Regenzeit im Mandé  

Am 18. Juni regnete es zum zweiten Mal, „ganz gut, aber nicht reichlich“, einen Tag später zum dritten Mal, „weniger als gestern“. Am 24. Juni endlich kam der große Regen, auf den alle gewartet haben. Am Nachmittag fing er an und hörte bis zum Mittag des nächsten Tages nicht auf.

Damit beginnt die Anbausaison. Die Bauern fangen an zu pflügen und zu säen; erst die Hirse, dann den Mais. „Wer keine Hirse sät, fängt gleich mit dem Mais an“, sagt Brehima Coulibaly. Wer schon gepflügt hat, sät ab heute. „Das Samenkorn keimt innerhalb von 4 bis 5 Tagen.“

In der Nähe von Siby wie in der anderer Dörfer empfiehlt sich das jedoch nicht, solange die Dorfbewohner sich nicht geeinigt haben, ab wann das Vieh einzusperren ist. Erst wenn kein Tier mehr frei herum läuft, beginnt die Feldarbeit zu 100 Prozent.

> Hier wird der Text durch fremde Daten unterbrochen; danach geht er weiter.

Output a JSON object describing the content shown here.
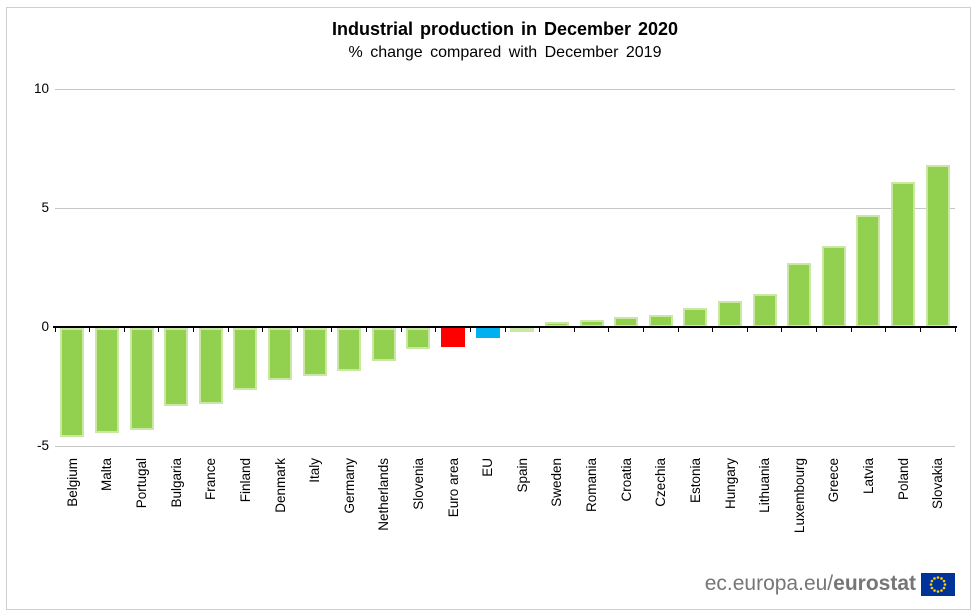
{
  "chart_data": {
    "type": "bar",
    "title": "Industrial production in December 2020",
    "subtitle": "% change compared with December 2019",
    "unit": "%",
    "categories": [
      "Belgium",
      "Malta",
      "Portugal",
      "Bulgaria",
      "France",
      "Finland",
      "Denmark",
      "Italy",
      "Germany",
      "Netherlands",
      "Slovenia",
      "Euro area",
      "EU",
      "Spain",
      "Sweden",
      "Romania",
      "Croatia",
      "Czechia",
      "Estonia",
      "Hungary",
      "Lithuania",
      "Luxembourg",
      "Greece",
      "Latvia",
      "Poland",
      "Slovakia"
    ],
    "values": [
      -4.6,
      -4.4,
      -4.3,
      -3.3,
      -3.2,
      -2.6,
      -2.2,
      -2.0,
      -1.8,
      -1.4,
      -0.9,
      -0.8,
      -0.4,
      -0.1,
      0.2,
      0.3,
      0.4,
      0.5,
      0.8,
      1.1,
      1.4,
      2.7,
      3.4,
      4.7,
      6.1,
      6.8
    ],
    "bar_color_overrides": {
      "Euro area": "#FF0000",
      "EU": "#00B0F0"
    },
    "ylim": [
      -5,
      10
    ],
    "yticks": [
      10,
      5,
      0,
      -5
    ],
    "grid": "horizontal",
    "legend": "none"
  },
  "colors": {
    "bar_green": "#92D050",
    "bar_green_edge": "#cbe7a4",
    "euro_area_red": "#FF0000",
    "eu_blue": "#00B0F0",
    "gridline": "#c6c6c6",
    "axis": "#000000",
    "footer_text": "#767676",
    "flag_blue": "#003399",
    "flag_stars": "#FFCC00"
  },
  "footer": {
    "url_regular": "ec.europa.eu/",
    "url_bold": "eurostat",
    "flag_icon": "eu-flag"
  }
}
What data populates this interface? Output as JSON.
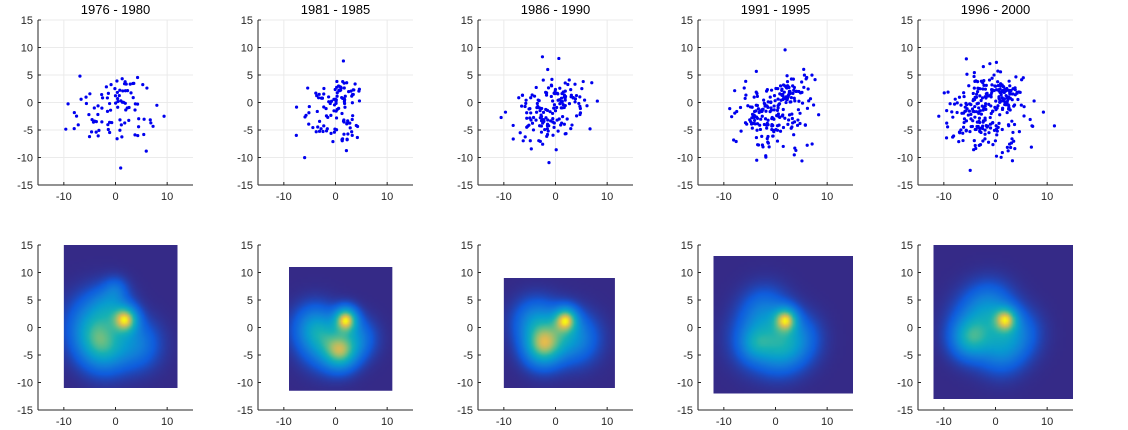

Am 20. Juni hat der Dorfchef die Versammlung einberufen. Nach der Versammlung schickte er den Dorfschreier, einen homme de caste (Mann der Handwerkerkaste) „seit Jahren der selbe“, mit dem Lautsprecher durch den Ort: „Ich bin das Sprachrohr des Dorfchefs und informiere alle Tierhalter: Schafe, Ziegen, Rinder und Esel sind bis spätestens 28. Juni einzusperren.“ Er nennt immer die genaue Frist, sie darf nie länger als eine Woche sein.

In jedem Quartier von Siby wird ab dem 29. Juni eine Gruppe junger Männer beauftragt, auf Streife zu gehen und frei herumlaufende Tiere aufzugreifen und an einem Sammelplatz zu bringen.

„Jedes Jahr gibt es Familien, die ihre Tiere frei kaufen müssen.“ Pro Rind oder Esel werden 1.000 FCFA (1,50 Euro) fällig, für Schaf oder Ziege 750 FCFA (1.10 Euro). Die Strafen kassiert der Dorfchef. Das Geld wandert in die Dorfkasse und wird in einer „verschlossenen Kassette“ verwahrt.